Si sbaglia chi pensa ad un mercatino di bagattelle. Sono ben sette acri coperti da oltre 2.000 banchi e bancarelle, ma anche negozi vetrati, che offrono una passeggiata eccentrica in uno spettacolo rutilante di prodotti. Può capitare di trovarsi al secondo piano di un vecchio caseggiato senza neppure rendersene conto, come nel caso del “marché Dauphine”, dov’è il «Carré des libraires», la piazza dei librai, il posto dove amo perdermi. E voi di cosa avete bisogno? Abiti correnti o vintage? Ce ne sono in abbondanza; perché è possibile trovare articoli nuovi ed usati di ogni genere. Calzature, pezzi di ricambio, vecchia ferramenta, libri, bijou e gioielli, giocattoli, lampade e lampadari, brocche e posate, oggetti d’artigianato, attrezzature sportive, scientifiche, tecnologiche…

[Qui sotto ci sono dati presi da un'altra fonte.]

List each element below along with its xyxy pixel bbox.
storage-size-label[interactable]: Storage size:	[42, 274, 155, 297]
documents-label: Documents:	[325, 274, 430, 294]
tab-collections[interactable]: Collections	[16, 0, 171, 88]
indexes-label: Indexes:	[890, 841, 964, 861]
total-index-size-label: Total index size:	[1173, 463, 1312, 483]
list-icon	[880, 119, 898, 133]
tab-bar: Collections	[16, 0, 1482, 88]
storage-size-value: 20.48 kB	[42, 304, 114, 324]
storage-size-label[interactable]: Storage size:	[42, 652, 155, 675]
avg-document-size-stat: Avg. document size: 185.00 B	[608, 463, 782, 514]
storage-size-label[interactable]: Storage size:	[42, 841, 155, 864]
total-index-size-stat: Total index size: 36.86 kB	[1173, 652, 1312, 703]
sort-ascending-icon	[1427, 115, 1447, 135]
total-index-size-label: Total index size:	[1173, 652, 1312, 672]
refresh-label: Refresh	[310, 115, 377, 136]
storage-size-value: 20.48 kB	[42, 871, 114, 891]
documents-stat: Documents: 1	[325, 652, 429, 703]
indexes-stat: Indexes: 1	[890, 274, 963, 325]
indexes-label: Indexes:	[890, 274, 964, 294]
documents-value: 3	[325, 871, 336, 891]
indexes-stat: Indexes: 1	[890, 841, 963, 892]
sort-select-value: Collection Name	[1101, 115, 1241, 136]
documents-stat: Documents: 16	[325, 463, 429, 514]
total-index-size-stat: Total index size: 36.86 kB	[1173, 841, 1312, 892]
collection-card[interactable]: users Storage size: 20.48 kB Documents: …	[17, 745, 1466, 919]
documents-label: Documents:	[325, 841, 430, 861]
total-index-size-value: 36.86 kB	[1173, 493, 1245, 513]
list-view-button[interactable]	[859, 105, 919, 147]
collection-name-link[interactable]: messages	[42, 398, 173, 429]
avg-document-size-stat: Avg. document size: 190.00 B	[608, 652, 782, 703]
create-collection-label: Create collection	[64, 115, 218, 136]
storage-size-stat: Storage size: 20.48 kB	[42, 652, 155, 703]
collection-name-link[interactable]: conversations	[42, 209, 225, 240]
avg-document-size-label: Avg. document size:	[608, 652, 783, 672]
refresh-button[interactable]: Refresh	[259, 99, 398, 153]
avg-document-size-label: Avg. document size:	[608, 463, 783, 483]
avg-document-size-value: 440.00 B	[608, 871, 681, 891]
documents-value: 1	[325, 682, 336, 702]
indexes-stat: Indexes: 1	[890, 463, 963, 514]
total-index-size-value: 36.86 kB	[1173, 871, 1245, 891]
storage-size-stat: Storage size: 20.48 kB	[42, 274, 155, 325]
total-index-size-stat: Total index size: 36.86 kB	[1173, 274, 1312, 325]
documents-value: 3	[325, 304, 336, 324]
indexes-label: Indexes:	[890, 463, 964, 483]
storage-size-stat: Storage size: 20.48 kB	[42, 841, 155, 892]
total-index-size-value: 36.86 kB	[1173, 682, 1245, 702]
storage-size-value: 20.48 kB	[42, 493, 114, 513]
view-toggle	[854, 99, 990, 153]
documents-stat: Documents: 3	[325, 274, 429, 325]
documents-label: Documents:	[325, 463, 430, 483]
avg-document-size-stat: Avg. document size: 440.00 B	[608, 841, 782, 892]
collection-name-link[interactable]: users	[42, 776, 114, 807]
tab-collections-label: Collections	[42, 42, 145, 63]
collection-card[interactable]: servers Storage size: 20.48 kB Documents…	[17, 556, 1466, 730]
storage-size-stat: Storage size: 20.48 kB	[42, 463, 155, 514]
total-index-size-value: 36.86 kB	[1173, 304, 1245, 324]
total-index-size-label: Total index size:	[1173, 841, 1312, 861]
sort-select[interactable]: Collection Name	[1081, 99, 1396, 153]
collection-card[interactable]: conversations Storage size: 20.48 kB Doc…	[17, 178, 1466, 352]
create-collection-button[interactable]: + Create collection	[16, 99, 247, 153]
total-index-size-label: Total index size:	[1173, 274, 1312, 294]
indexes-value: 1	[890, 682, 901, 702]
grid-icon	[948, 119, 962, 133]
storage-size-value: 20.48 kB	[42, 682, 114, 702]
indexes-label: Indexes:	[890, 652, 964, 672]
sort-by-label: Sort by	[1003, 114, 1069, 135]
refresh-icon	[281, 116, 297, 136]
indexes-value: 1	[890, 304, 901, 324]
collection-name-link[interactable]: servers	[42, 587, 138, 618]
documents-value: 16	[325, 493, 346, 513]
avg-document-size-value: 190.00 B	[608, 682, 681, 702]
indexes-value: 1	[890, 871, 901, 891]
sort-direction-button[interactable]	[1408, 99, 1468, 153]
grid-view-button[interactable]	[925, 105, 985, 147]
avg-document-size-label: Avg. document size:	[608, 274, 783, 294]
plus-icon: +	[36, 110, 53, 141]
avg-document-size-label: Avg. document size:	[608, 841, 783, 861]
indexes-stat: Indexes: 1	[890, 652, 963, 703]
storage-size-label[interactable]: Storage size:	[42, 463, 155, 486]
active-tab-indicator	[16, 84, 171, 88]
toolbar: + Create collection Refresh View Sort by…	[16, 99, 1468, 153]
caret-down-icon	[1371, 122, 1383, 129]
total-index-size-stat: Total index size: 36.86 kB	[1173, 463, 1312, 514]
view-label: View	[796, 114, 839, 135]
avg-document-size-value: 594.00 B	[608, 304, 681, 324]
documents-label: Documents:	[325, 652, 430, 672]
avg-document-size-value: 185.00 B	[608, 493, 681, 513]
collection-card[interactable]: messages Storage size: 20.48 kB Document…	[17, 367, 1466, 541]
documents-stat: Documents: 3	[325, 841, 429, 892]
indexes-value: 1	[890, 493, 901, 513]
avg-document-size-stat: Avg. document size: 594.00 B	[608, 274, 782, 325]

Si racconta che un tizio, osservando le bancarelle ricolme di tutte queste mercanzie addossate alle mura della città esclamò sbalordito: “Parola mia, questo è un mercato di pulci”, intendendo riferirsi agli insetti che infestavano tappeti e tessuti esposti in vendita. L’espressione tenne a battesimo il nuovo mercato che la cittadinanza, per motivi d’igiene, voleva “extra moenia”. Fu infatti dopo la guerra del 1870, che gli straccivendoli cacciati di Parigi, tra le casematte e le costruzioni spontanee attecchite alla cinta, dettero vita al primo villaggio commerciale della storia parigina. La nascita ufficiale del mercato delle pulci avviene, però, nell’anno 1885, quando la municipalità di Saint-Ouen si mobilita per la pulizia e la sicurezza del quartiere. I puciers – già si chiamavano così i venditori ambulanti – dovranno d’ora in poi pagare una tassa al Comune per l’occupazione del suolo pubblico.